Perhaps SFMTA can come up with a formula for how many pedestrians and cyclists must die or sustain life-altering injuries each year to preserve loading zones and street parking. That way everyone can compare the full costs of compromising on safety. Speaking of which, the panel also had a long discussion about double parking/parking on bike lanes and the danger it poses to safety. SFMTA and an SFPD representative acknowledged the problem and talked about efforts to address it, but if they want credibility in this area, they have to start by firing documented violators among their own ranks.

Near the end of the meeting, Kim invited public comment.
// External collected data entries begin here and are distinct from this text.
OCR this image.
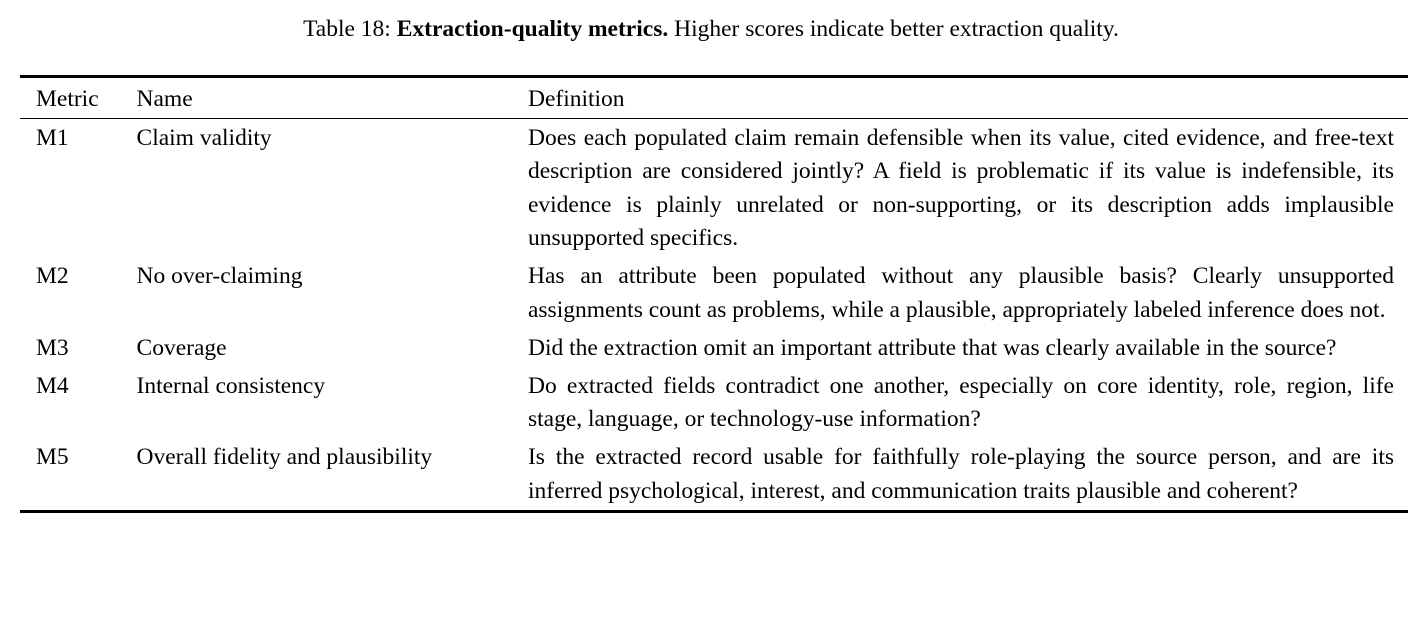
Table 18: Extraction-quality metrics. Higher scores indicate better extraction quality.
Metric	Name	Definition
M1	Claim validity	Does each populated claim remain defensible when its value, cited evidence, and free-text description are considered jointly? A field is problematic if its value is indefensible, its evidence is plainly unrelated or non-supporting, or its description adds implausible unsupported specifics.
M2	No over-claiming	Has an attribute been populated without any plausible basis? Clearly unsupported assignments count as problems, while a plausible, appropriately labeled inference does not.
M3	Coverage	Did the extraction omit an important attribute that was clearly available in the source?
M4	Internal consistency	Do extracted fields contradict one another, especially on core identity, role, region, life stage, language, or technology-use information?
M5	Overall fidelity and plausibility	Is the extracted record usable for faithfully role-playing the source person, and are its inferred psychological, interest, and communication traits plausible and coherent?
“We thank Supervisor Jane Kim for literally the day after [Miller and Slattery’s deaths] calling for protected bike lanes,” said Janice Li, Advocacy Director for the SF Bicycle Coalition. She also thanked Supervisors Campos and Avalos for their strong responses to cyclists killed in their districts. But she gave an excellent summation of the fundamental and persistent flaw with San Francisco’s streets. “If I said I’d let my kid bike in SoMa, you’d call me an irresponsible parent” she said, nodding. “You’d be right. But what kind of world do we live in where one has to say that?”

SFBC's Janice Li was among those who waited patiently for the committee to address bicycle issues as part of its scheduled agenda. Photo: Streetsblog.
SFBC’s Janice Li was among those who waited patiently for the committee to address bicycle issues as part of its scheduled agenda. Photo: Streetsblog.

*Call to Action! The next Vision Zero Committee meeting, which will continue this conversation with City Hall leaders, is scheduled for Thursday, September 15, 1:30 PM, Room 263, San Francisco City Hall. Safe streets advocates are encouraged to attend.